Open-Source and Open-Weight Models
Open-weight models (Llama, Mistral, DeepSeek, Qwen, Gemma, Phi) are now credible production choices for most tasks — covering model selection, licensing, hardware requirements, and the specific strengths of each family.
The models you can download, self-host, and fine-tune. The open ecosystem has caught up to frontier proprietary models on many benchmarks. Open models are now a credible production choice for most use cases.
Why Open Models
Cost: no per-token API charges. At scale (billions of tokens/month), self-hosting beats API cost by 10-100x. Privacy: data never leaves your infrastructure. Control: fine-tune, quantise, serve however you want. Latency: local inference eliminates network round trips. No rate limits: burst as hard as your hardware allows.
Tradeoffs: operational overhead (serving infra, updates, monitoring), VRAM costs, no vendor SLA.
The Llama Family (Meta)
The anchor of the open ecosystem. Meta releases open weights under a custom license (most commercial use allowed; restrictions on apps with 700M+ monthly users).
Llama 3.1
Sizes: 8B, 70B, 405B
Context: 128K tokens
Training: 15T tokens (multilingual)
Instruction: Meta-Llama-3.1-{8,70,405}B-Instruct
License: Meta Llama 3 Community License (commercial OK)

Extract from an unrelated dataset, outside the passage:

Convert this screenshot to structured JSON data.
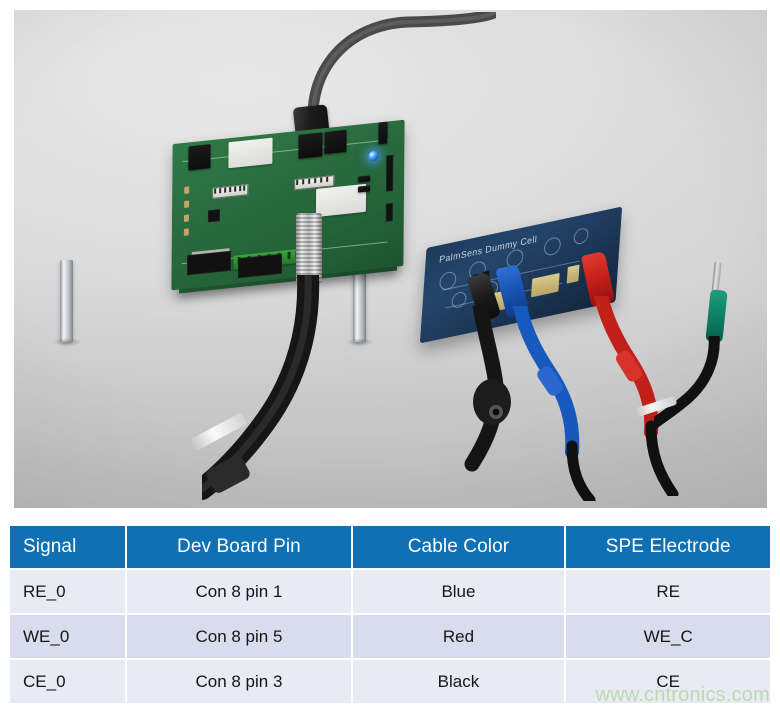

8B: fits on a single RTX 4090 (24GB) in BF16, or a 16GB GPU in INT4. Best small open model for many tasks. 70B: state-of-the-art open model at the 70B tier. Matches GPT-3.5 on most benchmarks. 405B: first open model competitive with GPT-4 at launch. Requires multi-GPU (8× A100 for BF16).
from transformers import pipeline
# Quick start
pipe = pipeline(
"text-generation",
model="meta-llama/Meta-Llama-3.1-8B-Instruct",
device_map="auto",
torch_dtype="auto",
)
messages = [{"role": "user", "content": "Explain attention in one paragraph."}]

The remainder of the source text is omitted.